Review: You Can Do It! By Tony DungySuper-Bowl-winning coach and bestselling author, Tony Dungy, tries his hands at a children's book with You Can Do It!. Written and illustrated for children in probably 1-3 grade, Dungy tells a true story from his childhood. Linden, Tony Dungy's younger brother, didn't know what he wanted to be when he grew up. He only knew he liked to make people smile. The Dungy's dad would regularly tell them, "Whatever it is that you want to do, you can do it. Trust God and dream big!" Tony knew he wanted to be a football player. His sister's knew what they wanted to do, be nurses or doctors. But Linden didn't know. His dad told him to pray that God would help Linden find his dream. The next day, while getting a filling at the dentist's office, his love of making people smile found its dream: Dentistry. The Dungy's dad told them to dream big and they did: Professional football and dentistry. And years later, both dreams came true.
Dungy writes in the afterword, "I'm glad I had parents that helped us to dream. I'm glad they taught us to pray about things that were on our mind.

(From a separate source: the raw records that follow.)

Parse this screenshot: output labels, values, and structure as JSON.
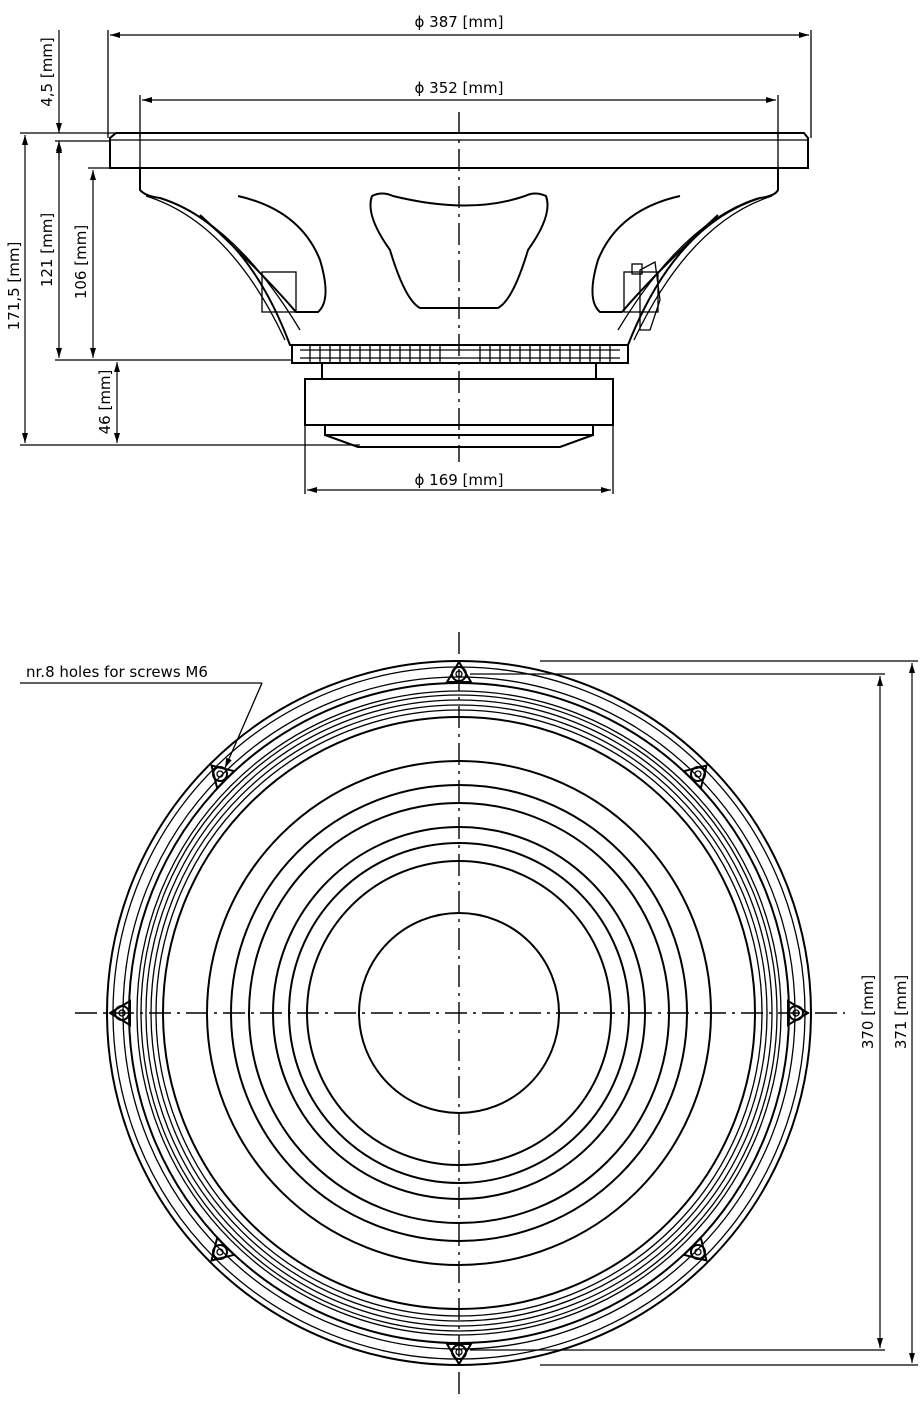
{
  "side_view": {
    "dim_outer_diameter": "ϕ  387  [mm]",
    "dim_cutout_diameter": "ϕ  352  [mm]",
    "dim_magnet_diameter": "ϕ  169  [mm]",
    "dim_flange_thickness": "4,5  [mm]",
    "dim_total_depth": "171,5  [mm]",
    "dim_mount_depth": "121  [mm]",
    "dim_basket_depth": "106  [mm]",
    "dim_magnet_depth": "46  [mm]"
  },
  "front_view": {
    "holes_note": "nr.8  holes  for  screws  M6",
    "dim_height_inner": "370  [mm]",
    "dim_height_outer": "371  [mm]"
  }
}
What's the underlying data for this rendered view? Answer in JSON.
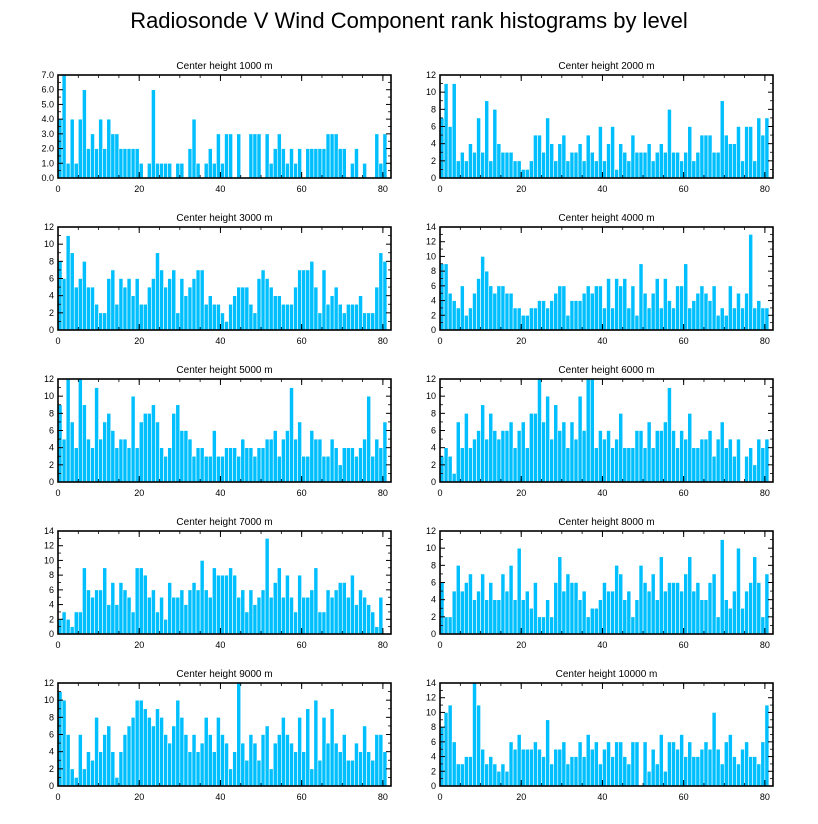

And I'm really glad that God answers our prayers...Our parents taught us to dream, but they also taught us something more important. Whatever we dreamed about, we should tell God because He is the one that can make those plans succeed."

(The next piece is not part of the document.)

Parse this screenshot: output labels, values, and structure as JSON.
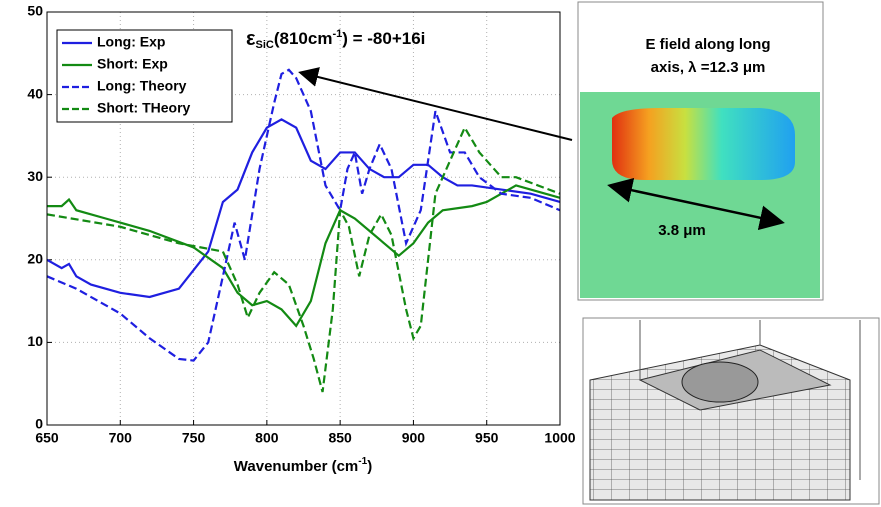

It is good and right to teach children of a Christian household to pray to God, to tell Him what's on their mind, to ask him for things. God says in Psalm 37:4, "Delight yourself in the Lord, and he will give you the desires of your heart." My concern for this book lies in what is left unsaid and with how, without further guidance, God is made to look like His primary concern for us is to give us our dreams. God cares so much for His children that He died to save us from ours sins and reconcile us to himself (see 1 Peter 3:18). God is the greatest gift we could ever desire, and if you delight yourself in Him, He gives you Himself. But nowhere in the Bible does God promise to give us what we dream or everything we ask for (see James 4:3). The God of Dungy's You Can Do It! may give children the impression that God lives to make them dentists, professional football players, and nurses. It is true that the one who seeks to glorify God in everything (Colossians 3:23-24) will likely succeed, and the children should be taught to work hard and honor God in everything, even ask him for wisdom and guidance and blessing. However, the answer to these prayers is not always, "You can do it!" Sometimes, often it will be to say "no" to worldly success and the things that seem to matter here, and instead give trials. The message to a child who is being taught to honor God should be, "Seek first the Kingdom of God" (Luke 12:31) and then even in the face of losing everything, Jesus says to those who have trusted in Him, "Fear not, little flock, for it is your Father's good pleasure to give you the kingdom" (Luke 12:32).
I am thankful that Dungy wants to encourage kids to dream big and try hard. I recognize that this book had a different aim than that I described in the paragraph above, and I suspect Dungy might even agree with my paragraph. He was emphasizing something different. Something I think that without qualification or explanation is dangerous or even wrong to emphasize. My fear is that much of Christianity today takes the statement "have faith" to mean little more than "have faith that God will bless you [in this world], and He will." Dungy makes many statements similar to this (For example, Dungy's dad when Linden was wondering if he would ever have a dream says, "Just keep having faith."). It is right to ask of God and have faith that He will do what's best. But if getting what we want is the focus of where we put our faith, we are missing everything of Christianity. Have faith in God to save you from your sins and give you Himself. Because of misplaced priorities and a high likelihood of communicating unbiblical and ungodly priorities, proceed with much caution; if it is to be read to a child, do so with much discernment and emphasis on what is missing from this picture of God.